We packed up to go on a day trip to the Vern River. This didn't amount to much. We paddled and struggled through dense vegetation and got to a small rapids with no visible portage.
On a nice day it might have invited a carry-over, but with the dark sky and rain threatening, we decided against making it an "adventure". So we paddled Weird Lake back to the campsite. En route, we saw a different moose, a large cow.
We explored the end of the lake across from our camp, and I snapped a shot of the campsite from afar.

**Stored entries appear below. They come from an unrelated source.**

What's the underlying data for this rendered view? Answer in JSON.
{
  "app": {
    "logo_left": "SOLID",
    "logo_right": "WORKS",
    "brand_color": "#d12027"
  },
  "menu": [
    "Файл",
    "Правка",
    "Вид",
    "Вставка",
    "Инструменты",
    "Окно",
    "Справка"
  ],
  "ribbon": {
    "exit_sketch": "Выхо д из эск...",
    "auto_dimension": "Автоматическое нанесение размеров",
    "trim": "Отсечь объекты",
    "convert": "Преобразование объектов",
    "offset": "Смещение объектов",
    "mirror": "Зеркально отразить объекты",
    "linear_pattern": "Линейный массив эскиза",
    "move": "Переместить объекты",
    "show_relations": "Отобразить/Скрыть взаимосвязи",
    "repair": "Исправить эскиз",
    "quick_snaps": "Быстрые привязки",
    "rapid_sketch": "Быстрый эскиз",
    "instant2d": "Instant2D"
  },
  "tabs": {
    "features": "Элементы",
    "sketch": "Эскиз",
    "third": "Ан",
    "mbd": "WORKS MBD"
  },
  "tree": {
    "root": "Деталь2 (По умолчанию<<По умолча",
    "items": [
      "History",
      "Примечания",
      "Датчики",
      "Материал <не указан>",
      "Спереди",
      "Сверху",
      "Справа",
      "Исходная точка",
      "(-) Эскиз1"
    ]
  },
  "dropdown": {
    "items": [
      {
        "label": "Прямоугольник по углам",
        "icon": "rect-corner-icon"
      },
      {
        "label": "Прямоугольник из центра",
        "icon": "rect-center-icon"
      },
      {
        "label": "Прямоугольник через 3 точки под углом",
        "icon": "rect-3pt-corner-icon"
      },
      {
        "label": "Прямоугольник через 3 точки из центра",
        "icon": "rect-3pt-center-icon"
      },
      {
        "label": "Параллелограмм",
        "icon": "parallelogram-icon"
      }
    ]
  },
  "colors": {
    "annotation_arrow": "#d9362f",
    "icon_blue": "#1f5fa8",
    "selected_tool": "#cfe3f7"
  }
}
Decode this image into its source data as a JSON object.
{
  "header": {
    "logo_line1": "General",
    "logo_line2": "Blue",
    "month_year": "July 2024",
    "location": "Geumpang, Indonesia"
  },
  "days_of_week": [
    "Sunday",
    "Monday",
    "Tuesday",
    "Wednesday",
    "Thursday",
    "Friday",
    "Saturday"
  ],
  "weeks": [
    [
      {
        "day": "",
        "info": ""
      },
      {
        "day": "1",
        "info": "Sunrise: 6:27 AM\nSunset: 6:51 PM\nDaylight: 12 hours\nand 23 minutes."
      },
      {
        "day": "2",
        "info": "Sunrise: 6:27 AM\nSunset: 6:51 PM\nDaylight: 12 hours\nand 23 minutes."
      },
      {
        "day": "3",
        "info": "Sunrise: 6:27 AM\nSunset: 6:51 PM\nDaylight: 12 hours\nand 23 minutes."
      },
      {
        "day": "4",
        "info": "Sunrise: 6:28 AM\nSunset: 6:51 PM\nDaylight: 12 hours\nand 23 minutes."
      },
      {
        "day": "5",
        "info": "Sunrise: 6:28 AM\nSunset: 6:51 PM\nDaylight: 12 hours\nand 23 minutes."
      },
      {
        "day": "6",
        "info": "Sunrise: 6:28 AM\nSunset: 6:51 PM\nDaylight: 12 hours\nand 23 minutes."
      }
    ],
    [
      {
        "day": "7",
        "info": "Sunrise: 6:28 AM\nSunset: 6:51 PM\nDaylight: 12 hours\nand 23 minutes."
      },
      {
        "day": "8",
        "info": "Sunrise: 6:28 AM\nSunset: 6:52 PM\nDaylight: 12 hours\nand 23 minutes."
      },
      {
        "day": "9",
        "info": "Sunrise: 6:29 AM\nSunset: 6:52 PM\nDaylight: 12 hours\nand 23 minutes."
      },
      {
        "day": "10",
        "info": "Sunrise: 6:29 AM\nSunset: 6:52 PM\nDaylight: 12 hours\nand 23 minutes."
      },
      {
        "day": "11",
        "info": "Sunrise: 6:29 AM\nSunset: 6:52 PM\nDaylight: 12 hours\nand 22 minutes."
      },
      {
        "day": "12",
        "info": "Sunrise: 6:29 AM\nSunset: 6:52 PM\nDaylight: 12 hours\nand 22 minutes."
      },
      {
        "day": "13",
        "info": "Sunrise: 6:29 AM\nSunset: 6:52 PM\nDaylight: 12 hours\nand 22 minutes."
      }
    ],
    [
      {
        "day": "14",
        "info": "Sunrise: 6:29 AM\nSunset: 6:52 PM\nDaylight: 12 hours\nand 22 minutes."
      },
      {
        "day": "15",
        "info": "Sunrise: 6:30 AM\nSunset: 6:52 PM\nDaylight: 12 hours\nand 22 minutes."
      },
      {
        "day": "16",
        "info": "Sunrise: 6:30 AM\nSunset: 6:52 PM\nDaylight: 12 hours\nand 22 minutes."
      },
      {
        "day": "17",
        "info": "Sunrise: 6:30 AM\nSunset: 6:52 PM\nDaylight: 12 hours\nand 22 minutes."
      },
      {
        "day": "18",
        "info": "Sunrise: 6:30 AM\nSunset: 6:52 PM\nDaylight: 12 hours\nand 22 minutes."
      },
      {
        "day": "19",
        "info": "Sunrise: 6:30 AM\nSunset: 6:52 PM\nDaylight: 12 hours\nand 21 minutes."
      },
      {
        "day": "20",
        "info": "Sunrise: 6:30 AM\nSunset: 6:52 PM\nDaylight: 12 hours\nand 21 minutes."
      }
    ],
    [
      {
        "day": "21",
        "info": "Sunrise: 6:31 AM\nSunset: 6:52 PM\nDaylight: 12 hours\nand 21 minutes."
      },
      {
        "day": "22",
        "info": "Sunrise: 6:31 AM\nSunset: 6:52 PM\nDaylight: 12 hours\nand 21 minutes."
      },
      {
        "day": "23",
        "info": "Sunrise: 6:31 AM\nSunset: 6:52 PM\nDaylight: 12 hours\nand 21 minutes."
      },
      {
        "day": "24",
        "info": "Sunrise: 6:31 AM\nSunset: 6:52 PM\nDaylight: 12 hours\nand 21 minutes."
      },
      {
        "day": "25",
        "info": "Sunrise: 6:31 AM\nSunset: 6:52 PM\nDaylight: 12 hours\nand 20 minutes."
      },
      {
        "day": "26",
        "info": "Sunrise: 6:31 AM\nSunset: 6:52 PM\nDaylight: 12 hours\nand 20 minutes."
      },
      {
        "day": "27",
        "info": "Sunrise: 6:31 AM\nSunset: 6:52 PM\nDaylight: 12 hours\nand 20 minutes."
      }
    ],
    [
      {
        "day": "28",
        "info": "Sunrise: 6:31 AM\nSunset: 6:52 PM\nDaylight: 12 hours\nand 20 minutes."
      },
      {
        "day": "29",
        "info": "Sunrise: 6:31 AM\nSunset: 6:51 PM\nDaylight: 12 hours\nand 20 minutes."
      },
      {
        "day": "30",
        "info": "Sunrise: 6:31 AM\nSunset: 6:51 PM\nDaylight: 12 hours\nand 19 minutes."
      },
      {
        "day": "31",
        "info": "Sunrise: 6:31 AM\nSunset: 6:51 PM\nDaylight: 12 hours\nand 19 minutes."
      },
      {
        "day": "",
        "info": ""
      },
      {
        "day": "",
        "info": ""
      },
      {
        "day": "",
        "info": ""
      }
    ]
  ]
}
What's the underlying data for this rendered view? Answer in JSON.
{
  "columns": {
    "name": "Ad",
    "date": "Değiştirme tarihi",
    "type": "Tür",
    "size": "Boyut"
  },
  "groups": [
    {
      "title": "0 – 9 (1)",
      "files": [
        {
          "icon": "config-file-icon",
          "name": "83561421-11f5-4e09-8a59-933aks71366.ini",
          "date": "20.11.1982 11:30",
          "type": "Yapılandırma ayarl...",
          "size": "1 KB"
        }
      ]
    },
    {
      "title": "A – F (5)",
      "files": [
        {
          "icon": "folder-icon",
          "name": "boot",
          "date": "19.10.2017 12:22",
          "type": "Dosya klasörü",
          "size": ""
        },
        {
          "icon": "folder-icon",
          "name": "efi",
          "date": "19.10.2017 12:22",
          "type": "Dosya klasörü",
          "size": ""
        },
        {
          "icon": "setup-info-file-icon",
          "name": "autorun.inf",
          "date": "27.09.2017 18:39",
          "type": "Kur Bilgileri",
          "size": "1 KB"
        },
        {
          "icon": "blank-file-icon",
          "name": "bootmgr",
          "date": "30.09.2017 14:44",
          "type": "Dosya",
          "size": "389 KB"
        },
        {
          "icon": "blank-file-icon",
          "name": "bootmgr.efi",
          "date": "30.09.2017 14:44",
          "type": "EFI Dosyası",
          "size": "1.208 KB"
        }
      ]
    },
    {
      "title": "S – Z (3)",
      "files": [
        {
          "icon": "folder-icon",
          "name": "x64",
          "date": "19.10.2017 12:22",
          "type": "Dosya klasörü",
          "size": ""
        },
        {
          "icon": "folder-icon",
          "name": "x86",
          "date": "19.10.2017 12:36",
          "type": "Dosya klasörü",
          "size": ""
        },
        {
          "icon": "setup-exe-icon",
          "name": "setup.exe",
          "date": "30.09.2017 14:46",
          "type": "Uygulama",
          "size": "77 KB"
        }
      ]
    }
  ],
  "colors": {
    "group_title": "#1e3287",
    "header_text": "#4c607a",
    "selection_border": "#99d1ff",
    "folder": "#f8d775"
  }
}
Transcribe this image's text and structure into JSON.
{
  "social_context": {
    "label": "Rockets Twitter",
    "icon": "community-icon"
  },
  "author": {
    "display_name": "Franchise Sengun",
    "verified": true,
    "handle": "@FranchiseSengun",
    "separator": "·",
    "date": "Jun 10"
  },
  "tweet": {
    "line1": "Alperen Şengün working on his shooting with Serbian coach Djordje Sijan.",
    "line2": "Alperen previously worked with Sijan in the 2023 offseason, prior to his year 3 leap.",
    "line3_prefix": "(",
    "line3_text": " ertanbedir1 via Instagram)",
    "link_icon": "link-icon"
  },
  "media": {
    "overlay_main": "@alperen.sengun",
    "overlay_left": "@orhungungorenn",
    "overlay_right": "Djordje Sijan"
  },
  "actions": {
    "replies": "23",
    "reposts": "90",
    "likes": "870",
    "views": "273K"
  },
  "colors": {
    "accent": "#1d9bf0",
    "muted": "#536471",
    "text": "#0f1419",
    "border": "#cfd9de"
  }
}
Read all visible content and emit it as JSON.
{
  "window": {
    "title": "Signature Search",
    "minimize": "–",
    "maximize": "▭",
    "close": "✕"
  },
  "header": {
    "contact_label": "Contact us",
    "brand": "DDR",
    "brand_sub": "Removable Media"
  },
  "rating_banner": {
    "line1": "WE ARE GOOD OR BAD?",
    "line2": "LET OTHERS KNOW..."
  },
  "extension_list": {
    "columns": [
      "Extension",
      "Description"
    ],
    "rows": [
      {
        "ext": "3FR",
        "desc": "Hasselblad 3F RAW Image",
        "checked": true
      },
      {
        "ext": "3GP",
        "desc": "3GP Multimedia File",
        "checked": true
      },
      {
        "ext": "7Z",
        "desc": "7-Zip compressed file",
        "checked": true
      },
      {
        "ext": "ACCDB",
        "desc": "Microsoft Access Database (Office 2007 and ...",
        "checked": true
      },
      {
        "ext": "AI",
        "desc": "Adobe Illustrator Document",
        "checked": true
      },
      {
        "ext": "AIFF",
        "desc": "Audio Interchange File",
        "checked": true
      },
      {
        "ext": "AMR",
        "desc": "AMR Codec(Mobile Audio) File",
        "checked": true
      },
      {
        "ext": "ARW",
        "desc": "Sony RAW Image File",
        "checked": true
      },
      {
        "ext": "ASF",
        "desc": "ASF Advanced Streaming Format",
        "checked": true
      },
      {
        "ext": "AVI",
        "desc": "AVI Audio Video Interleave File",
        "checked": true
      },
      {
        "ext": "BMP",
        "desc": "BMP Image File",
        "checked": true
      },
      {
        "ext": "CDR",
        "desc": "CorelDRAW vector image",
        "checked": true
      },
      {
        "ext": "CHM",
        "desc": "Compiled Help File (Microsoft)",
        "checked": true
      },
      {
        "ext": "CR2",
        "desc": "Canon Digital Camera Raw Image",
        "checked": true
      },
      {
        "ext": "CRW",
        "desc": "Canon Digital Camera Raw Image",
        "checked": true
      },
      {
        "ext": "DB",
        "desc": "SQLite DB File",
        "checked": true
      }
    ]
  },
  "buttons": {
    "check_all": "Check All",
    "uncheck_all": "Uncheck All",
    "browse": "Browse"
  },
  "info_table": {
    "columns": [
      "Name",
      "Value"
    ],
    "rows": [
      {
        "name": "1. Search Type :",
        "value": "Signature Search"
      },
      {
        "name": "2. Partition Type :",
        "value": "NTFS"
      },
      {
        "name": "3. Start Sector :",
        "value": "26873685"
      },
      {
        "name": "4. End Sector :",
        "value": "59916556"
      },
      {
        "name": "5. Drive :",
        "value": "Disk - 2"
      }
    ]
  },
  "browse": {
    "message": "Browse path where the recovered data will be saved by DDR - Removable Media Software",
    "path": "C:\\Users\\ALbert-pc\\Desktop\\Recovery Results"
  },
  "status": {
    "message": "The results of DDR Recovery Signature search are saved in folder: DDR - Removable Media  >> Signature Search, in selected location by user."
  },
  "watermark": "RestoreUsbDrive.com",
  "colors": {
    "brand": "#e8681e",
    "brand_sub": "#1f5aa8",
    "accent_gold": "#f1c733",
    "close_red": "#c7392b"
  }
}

Neil mentioned that he hadn't seen much of the rapids at the portage, so we turned down that way. In the little stream by the portage stood a large cow moose with two calves on shore. She fed for a short time and then headed for shore, and of course the calves followed her out of our sight. As they left, they turned and looked back at us with great curiosity. Beautiful big ears and brown eyes in horse-like faces. Stunning little animals.
[A note here about the photography. We didn't realize it at the time, but our old Yashica Electro-35 camera that Neil had brought back from Viet Nam was developing a serious light leak. I have tried to tweak the photos to minimize the light stripe, but unfortunately this sequence of moose and calves was not of good quality. I still include them, because they chronicle the story, and they represent such a lovely memory for me.]
The weather was cool and breezy. It kept looking like it would clear, but really didn't. After we got back I went out in the woods to a further place and I saw the cow from the morning [at least I thought so] out feeding across the lake. This time she had a calf with her. I sat on the rock and watched for 3/4 hour or so; she knew I was there but kept feeding, always keeping one eye on me. They were there after we finished our supper, too, and I gave in and took a photo even though it was much too far away.
These two days have been fantastic for a person who enjoys observing wildlife in a natural environment. The moose appear quite unthreatened by the presence of people, and it is interesting to see them at close range. They are much more horse-like than I had thought. (I had always considered them more as bovine.) They move with a lovely grace and seem perfectly adapted to feeding in the water.
Weird Lake certainly doesn't seem weird to me!